France : Conclusions de la Mission de la Consultation de 2014 au Titre de l’Article IV du FMI
le 15 mai 2014
La déclaration de fin de mission résume les constats préliminaires effectués par les représentants du FMI à l'issue de certaines missions (visites officielles, dans la plupart des cas dans les pays membres). Ces missions s'inscrivent dans le cadre des consultations périodiques (en général annuelles) au titre de l'Article IV des Statuts du FMI, ou sont organisées lorsqu'un pays demande à utiliser les ressources du FMI (à lui emprunter des fonds), ou encore dans le contexte des discussions sur les programmes suivis par le services du FMI, ou d'autres exercices de suivi de la situation économique.
Les objectifs économiques sont correctement fixés et les politiques pour les atteindre ont été bien identifiées. Un ajustement budgétaire très substantiel (de l’ordre de 3 % du PIB au cours des trois dernières années) a déjà été mené et le déficit structurel a été réduit de moitié depuis 2010. Mais la stratégie d’ajustement suivie jusqu'à présent (qui a reposée essentiellement sur la hausse des revenus) a atteint ses limites. Dans ce contexte, le Programme de Stabilité et le Programme National de Reforme définissent un programme triennal centré sur la réduction de la dépense et sur des mesures visant à accroître la réponse de l’offre.
Nous estimons que le programme budgétaire est approprié. Au fil du temps, une augmentation de la dépense publique plus rapide que celle du PIB a entraîné des déficits budgétaires structurels persistants et une hausse de la dette publique. L’érosion de la marge de manœuvre budgétaire qui en a résulté a limité la capacité du gouvernement à soutenir l’activité lorsque l’économie a ralenti en 2012-2013. La hausse concomitante des taxes a pesé sur la capacité de l’économie à croître.
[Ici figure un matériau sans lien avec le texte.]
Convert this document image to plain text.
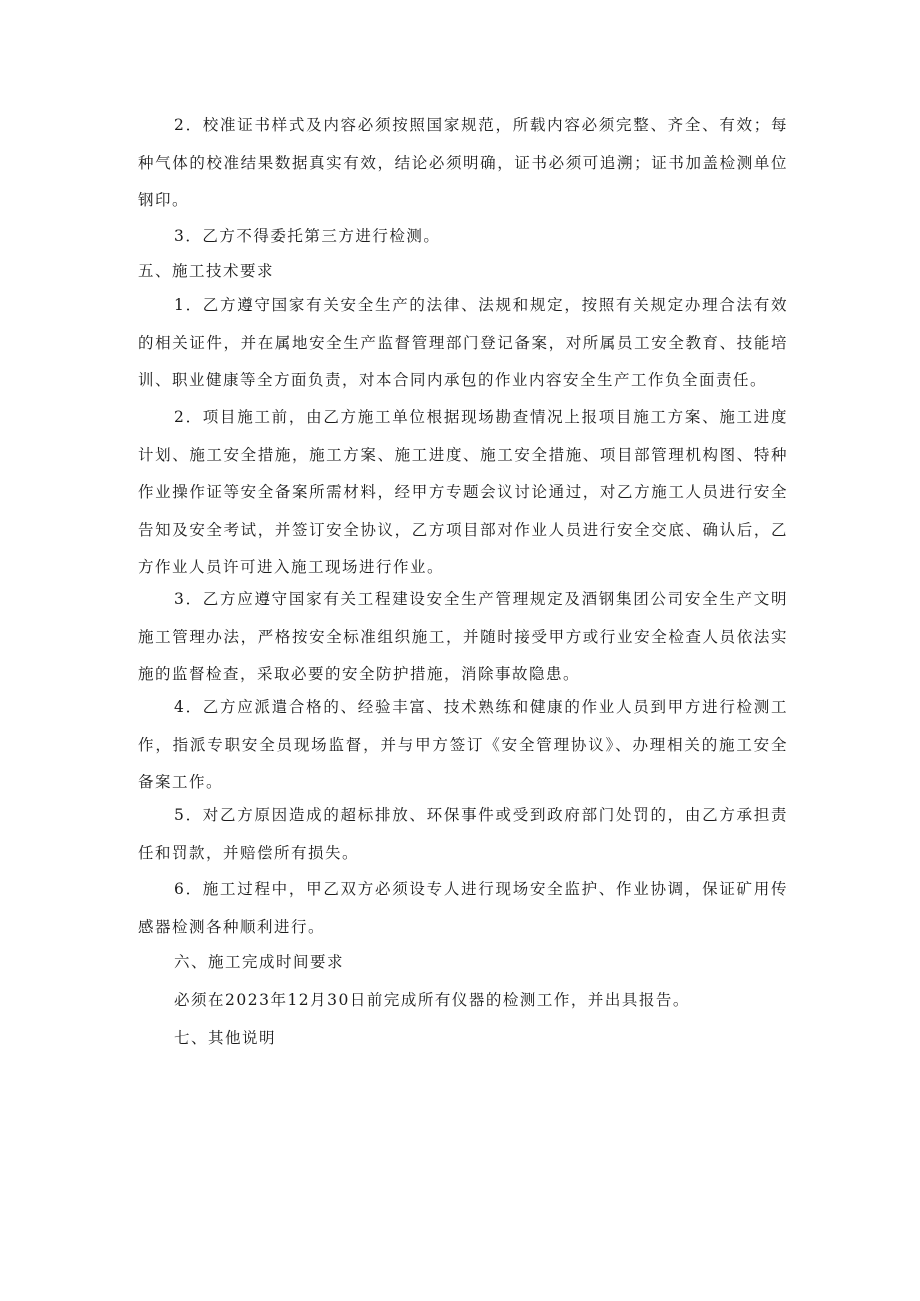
2．校准证书样式及内容必须按照国家规范，所载内容必须完整、齐全、有效；每种气体的校准结果数据真实有效，结论必须明确，证书必须可追溯；证书加盖检测单位钢印。

3．乙方不得委托第三方进行检测。

五、施工技术要求

1．乙方遵守国家有关安全生产的法律、法规和规定，按照有关规定办理合法有效的相关证件，并在属地安全生产监督管理部门登记备案，对所属员工安全教育、技能培训、职业健康等全方面负责，对本合同内承包的作业内容安全生产工作负全面责任。

2．项目施工前，由乙方施工单位根据现场勘查情况上报项目施工方案、施工进度计划、施工安全措施，施工方案、施工进度、施工安全措施、项目部管理机构图、特种作业操作证等安全备案所需材料，经甲方专题会议讨论通过，对乙方施工人员进行安全告知及安全考试，并签订安全协议，乙方项目部对作业人员进行安全交底、确认后，乙方作业人员许可进入施工现场进行作业。

3．乙方应遵守国家有关工程建设安全生产管理规定及酒钢集团公司安全生产文明施工管理办法，严格按安全标准组织施工，并随时接受甲方或行业安全检查人员依法实施的监督检查，采取必要的安全防护措施，消除事故隐患。

4．乙方应派遣合格的、经验丰富、技术熟练和健康的作业人员到甲方进行检测工作，指派专职安全员现场监督，并与甲方签订《安全管理协议》、办理相关的施工安全备案工作。

5．对乙方原因造成的超标排放、环保事件或受到政府部门处罚的，由乙方承担责任和罚款，并赔偿所有损失。

6．施工过程中，甲乙双方必须设专人进行现场安全监护、作业协调，保证矿用传感器检测各种顺利进行。

六、施工完成时间要求

必须在2023年12月30日前完成所有仪器的检测工作，并出具报告。

七、其他说明
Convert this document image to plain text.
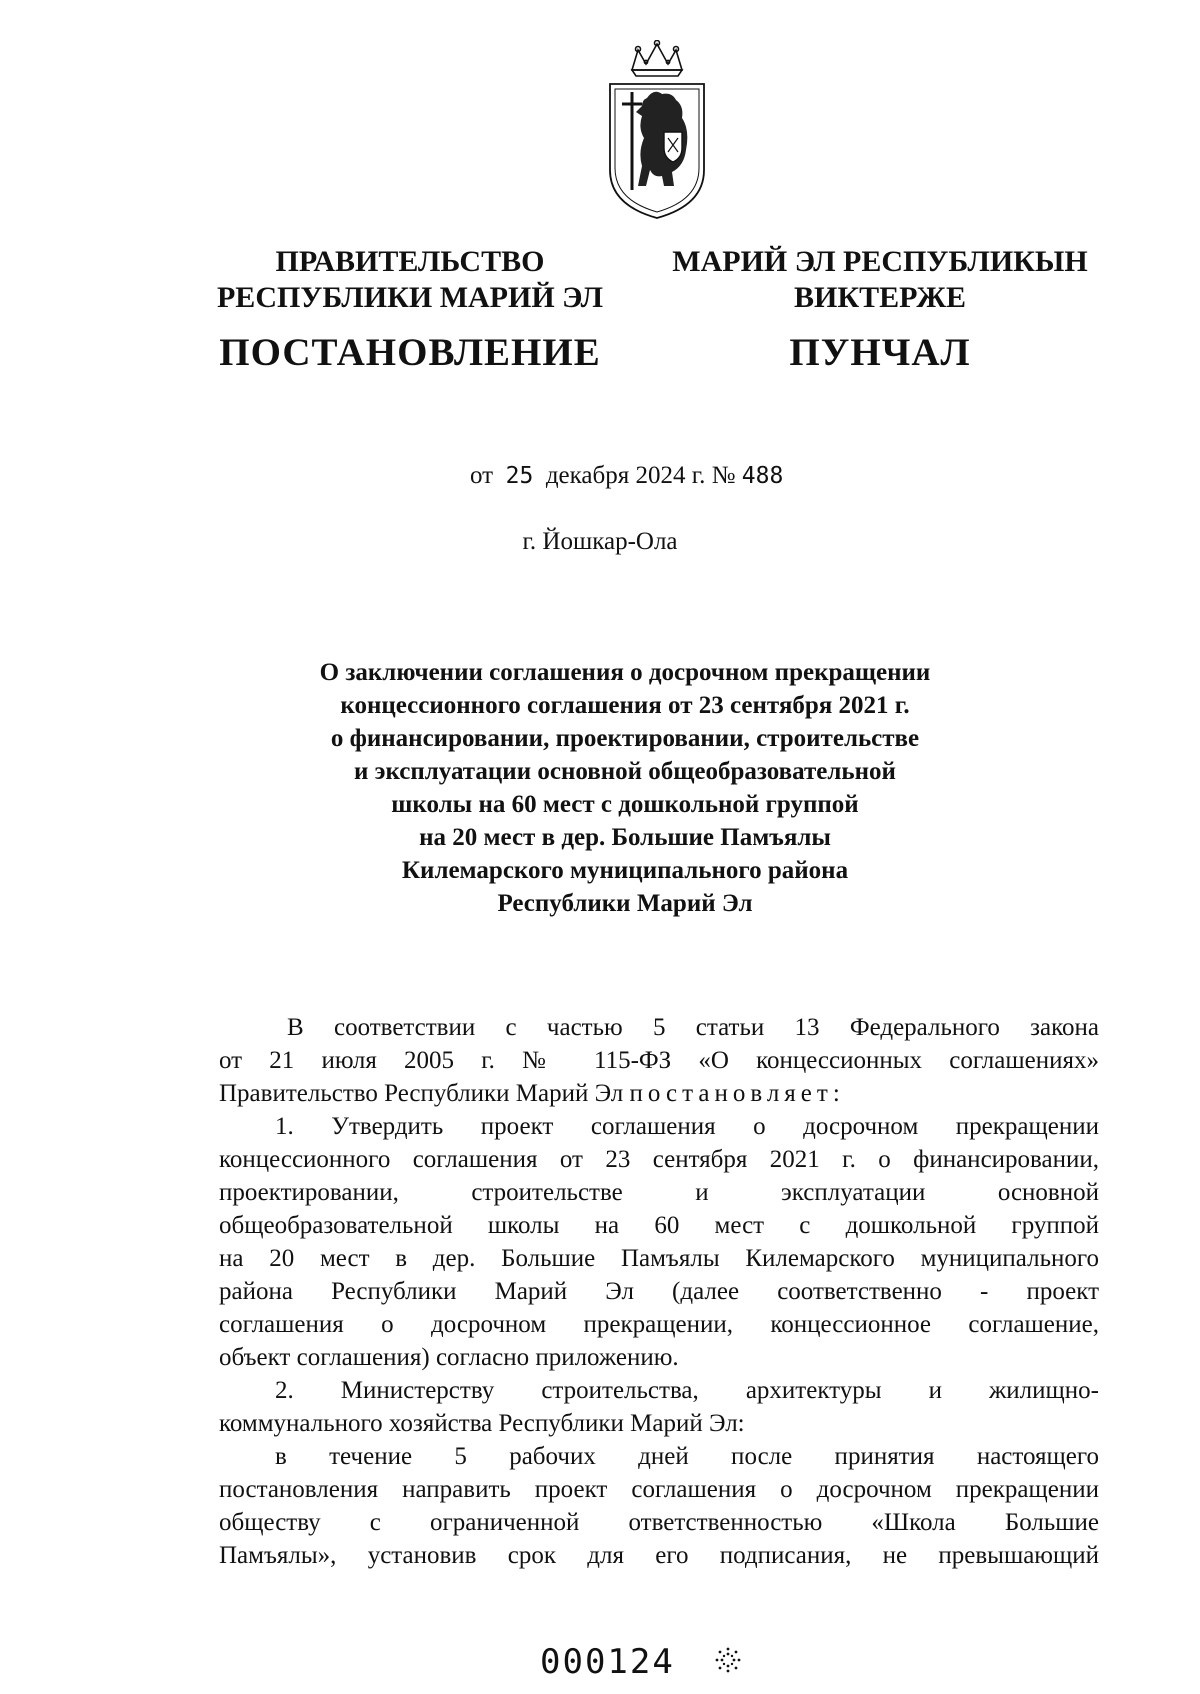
ПРАВИТЕЛЬСТВО
РЕСПУБЛИКИ МАРИЙ ЭЛ
МАРИЙ ЭЛ РЕСПУБЛИКЫН
ВИКТЕРЖЕ
ПОСТАНОВЛЕНИЕ	ПУНЧАЛ
от 25 декабря 2024 г. № 488
г. Йошкар-Ола
О заключении соглашения о досрочном прекращении
концессионного соглашения от 23 сентября 2021 г.
о финансировании, проектировании, строительстве
и эксплуатации основной общеобразовательной
школы на 60 мест с дошкольной группой
на 20 мест в дер. Большие Памъялы
Килемарского муниципального района
Республики Марий Эл
В соответствии с частью 5 статьи 13 Федерального закона
от 21 июля 2005 г. № 115-ФЗ «О концессионных соглашениях»
Правительство Республики Марий Эл постановляет:
1. Утвердить проект соглашения о досрочном прекращении
концессионного соглашения от 23 сентября 2021 г. о финансировании,
проектировании, строительстве и эксплуатации основной
общеобразовательной школы на 60 мест с дошкольной группой
на 20 мест в дер. Большие Памъялы Килемарского муниципального
района Республики Марий Эл (далее соответственно - проект
соглашения о досрочном прекращении, концессионное соглашение,
объект соглашения) согласно приложению.
2. Министерству строительства, архитектуры и жилищно-
коммунального хозяйства Республики Марий Эл:
в течение 5 рабочих дней после принятия настоящего
постановления направить проект соглашения о досрочном прекращении
обществу с ограниченной ответственностью «Школа Большие
Памъялы», установив срок для его подписания, не превышающий
000124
Il est devenu primordial de restaurer les marges de manœuvre budgétaires pour permettre au gouvernement de répondre de façon plus flexible dans le futur lors d’éventuels chocs. De plus, il est devenu essentiel de réduire la dépense pour permettre de léguer aux générations futures une protection sociale aux bases financières solides. Pour toutes ces raisons, nous soutenons la continuation de l’ajustement envisagée dans le Programme de Stabilité.
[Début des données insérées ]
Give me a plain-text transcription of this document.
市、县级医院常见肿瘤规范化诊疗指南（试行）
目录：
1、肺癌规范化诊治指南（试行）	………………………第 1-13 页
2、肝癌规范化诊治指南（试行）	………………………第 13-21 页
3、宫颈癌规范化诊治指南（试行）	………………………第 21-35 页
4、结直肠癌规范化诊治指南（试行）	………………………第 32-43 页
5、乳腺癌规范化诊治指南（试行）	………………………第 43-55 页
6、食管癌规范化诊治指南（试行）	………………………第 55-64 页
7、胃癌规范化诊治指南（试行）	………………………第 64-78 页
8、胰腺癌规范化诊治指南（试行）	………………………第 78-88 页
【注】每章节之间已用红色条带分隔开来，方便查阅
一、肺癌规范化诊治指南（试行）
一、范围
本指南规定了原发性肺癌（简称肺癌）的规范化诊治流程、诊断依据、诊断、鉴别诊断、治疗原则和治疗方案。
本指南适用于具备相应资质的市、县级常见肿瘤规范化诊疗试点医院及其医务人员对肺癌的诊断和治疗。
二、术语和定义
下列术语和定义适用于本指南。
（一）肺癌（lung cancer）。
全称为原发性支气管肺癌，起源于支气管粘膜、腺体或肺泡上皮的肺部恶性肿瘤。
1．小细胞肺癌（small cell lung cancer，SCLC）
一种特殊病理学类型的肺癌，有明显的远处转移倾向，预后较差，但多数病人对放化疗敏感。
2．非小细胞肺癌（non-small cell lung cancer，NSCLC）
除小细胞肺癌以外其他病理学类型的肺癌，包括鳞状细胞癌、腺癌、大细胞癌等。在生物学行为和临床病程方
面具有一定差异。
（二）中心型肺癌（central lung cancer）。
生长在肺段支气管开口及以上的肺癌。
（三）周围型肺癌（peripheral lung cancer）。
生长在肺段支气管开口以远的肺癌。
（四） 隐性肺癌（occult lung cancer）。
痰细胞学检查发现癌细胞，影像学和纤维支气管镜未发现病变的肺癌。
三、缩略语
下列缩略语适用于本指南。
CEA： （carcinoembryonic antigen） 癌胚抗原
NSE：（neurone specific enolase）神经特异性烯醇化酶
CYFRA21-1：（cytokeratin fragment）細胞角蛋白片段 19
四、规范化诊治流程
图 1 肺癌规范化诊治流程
Cependant, les objectifs de la politique budgétaire font face à des défis de taille. En premier lieu, les baisses prévues de la fiscalité signifient que les réductions de la dépense par rapport à sa croissance tendancielle devront être de grande ampleur si, comme elles doivent l’être, les finances publiques sont amenées à retrouver leur équilibre à moyen terme. Les nécessaires réductions de dépenses ont été estimées à 50 milliards d’euros au cours des trois prochaines années. De telles réductions sont d’une ampleur historique. En second lieu, la reprise de l’activité va probablement rester peu dynamique. Nous prévoyons que la croissance économique atteindra 1 % cette année et 1,5 % en 2015 car les mesures de politique de l’offre ne stimuleraient la croissance que graduellement. Même dans ce cadre, les risques d’une reprise plus lente demeurent. Du fait que l’économie tourne à un régime très inférieur à son potentiel, nous prévoyons aussi que l’inflation s’établira à environ 1 %. Cet environnement complique la tâche des autorités. Des conditions monétaires plus accommodantes aideraient la mise en œuvre de la politique budgétaire et permettraient de bénéficier plus tôt des effets des reformes structurelles.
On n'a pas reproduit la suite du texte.